In September 1850 he embarked for the East, and spent some time in Egypt, penetrating as far as Khartoum, which he described in a letter as a 'region of dust, dirt, and barbarism.' Here he lost two of his companions, victims to the climate, and he returned to Cairo in the following June, after an absence of seven months. Continuing his journey, he passed by Jaffa, and stated his intention of leaving Constantinople for Southampton in September, but his last letter was dated "Bairout, 22 Sept.," when he was expecting a friend to join him on a trip to Baalbec and Damascus.

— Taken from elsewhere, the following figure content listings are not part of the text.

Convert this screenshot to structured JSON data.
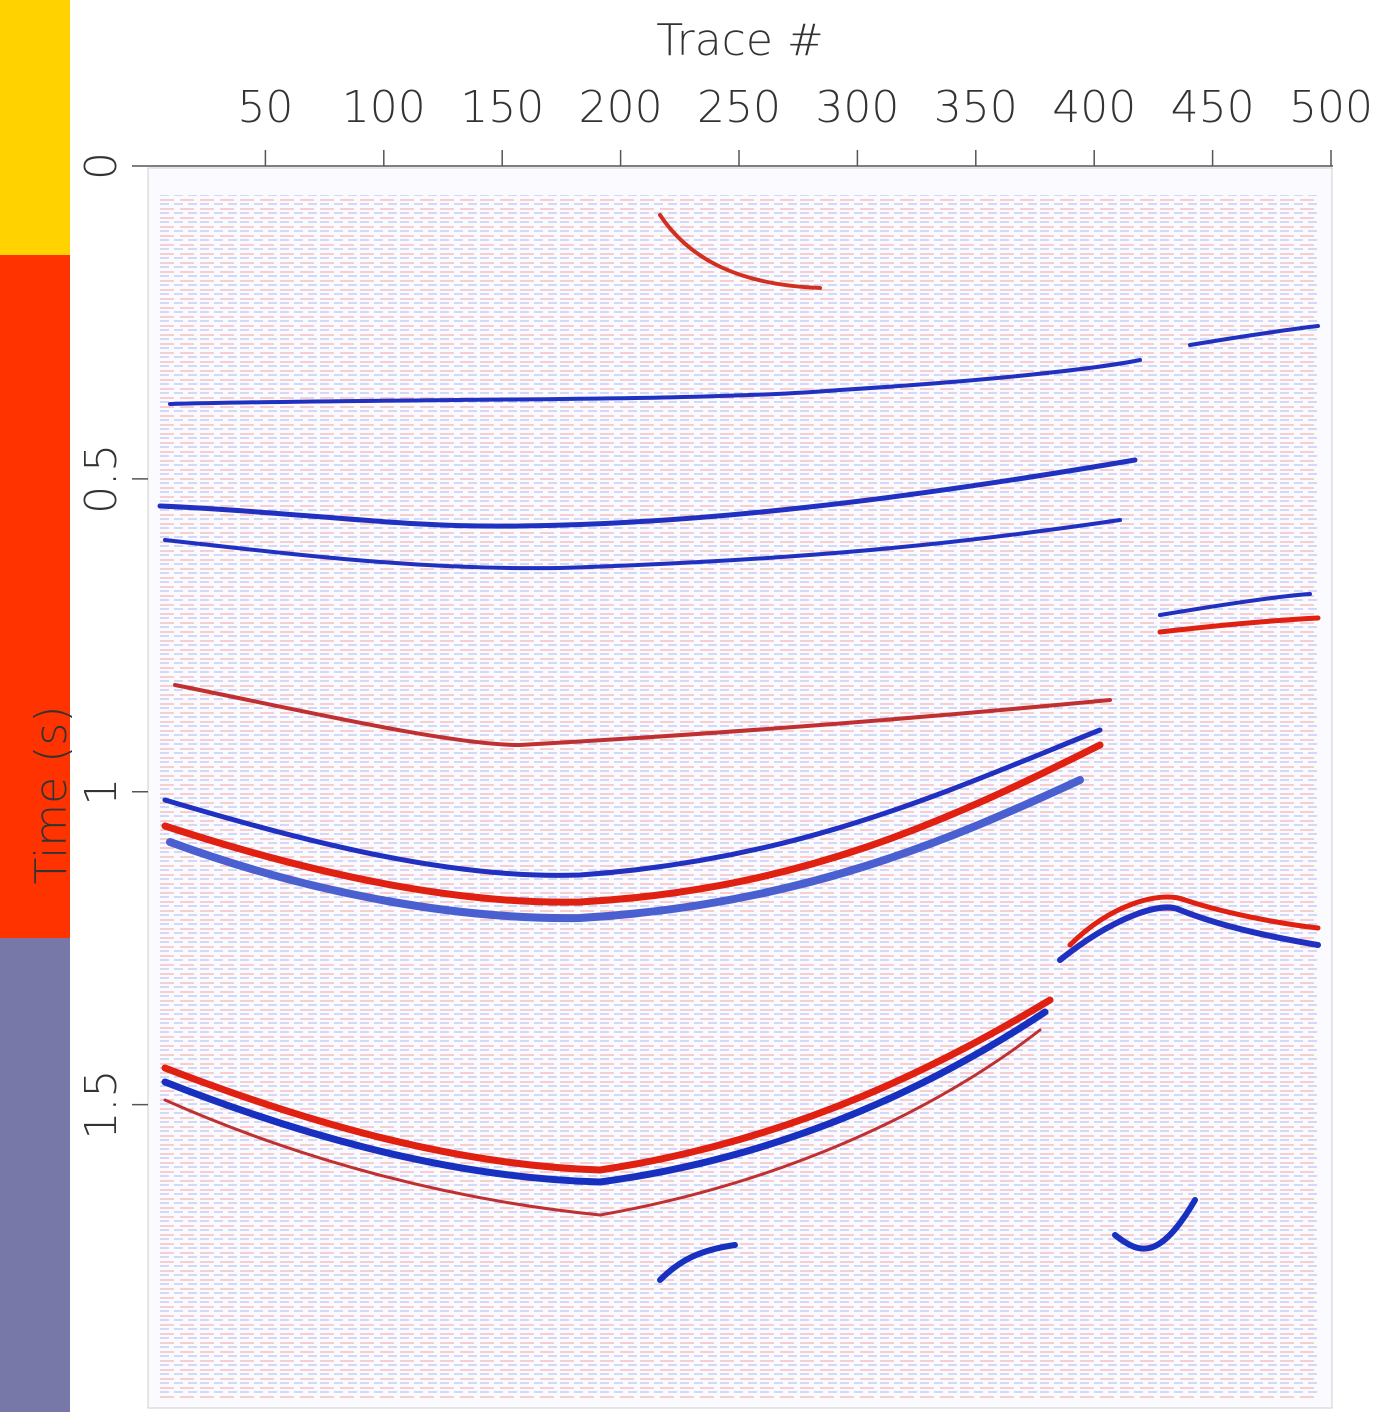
{
  "chart_data": {
    "type": "image",
    "x_label": "Trace #",
    "y_label": "Time (s)",
    "xlim": [
      0,
      500
    ],
    "xticks": [
      50,
      100,
      150,
      200,
      250,
      300,
      350,
      400,
      450,
      500
    ],
    "ylim": [
      0,
      1.98
    ],
    "yticks": [
      0,
      0.5,
      1,
      1.5
    ]
  }
}
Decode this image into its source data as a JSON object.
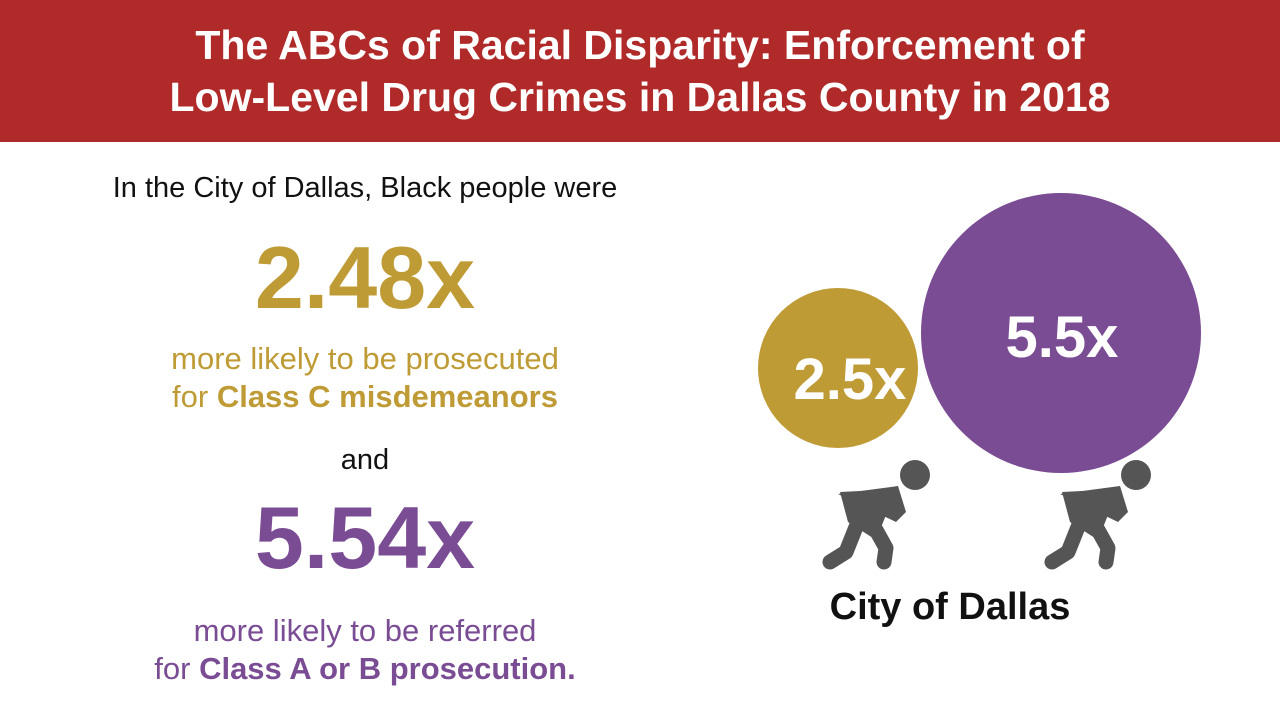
{
  "title": {
    "line1": "The ABCs of Racial Disparity: Enforcement of",
    "line2": "Low-Level Drug Crimes in Dallas County in 2018"
  },
  "stats": {
    "intro": "In the City of Dallas, Black people were",
    "class_c": {
      "value": "2.48x",
      "desc_line1": "more likely to be prosecuted",
      "desc_prefix": "for ",
      "desc_bold": "Class C misdemeanors",
      "color": "#bf9b35"
    },
    "connector": "and",
    "class_ab": {
      "value": "5.54x",
      "desc_line1": "more likely to be referred",
      "desc_prefix": "for ",
      "desc_bold": "Class A or B prosecution.",
      "color": "#7a4c94"
    }
  },
  "graphic": {
    "small_ball_label": "2.5x",
    "large_ball_label": "5.5x",
    "caption": "City of Dallas",
    "small_ball_color": "#bf9b35",
    "large_ball_color": "#7a4c94",
    "figure_color": "#555555",
    "figure_icon": "person-pushing-icon"
  }
}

At the latter place he was attacked by malignant typhus, and died on 9 Oct., four days after his arrival. His collections were sent to Kew, some of the contents being shared amongst his scientific friends. The Flora of the Isle of Wight was printed by Sir W. J. Hooker and Dr. Bell Salter in 1856, under the title of Flora Vectensis, in 8vo, with a topographical map and portrait of the author. His manuscript Flora of Hampshire was never published. His herbarium is now at Ryde in the Isle of Wight, but his manuscripts are in the library of the Royal Kew Gardens.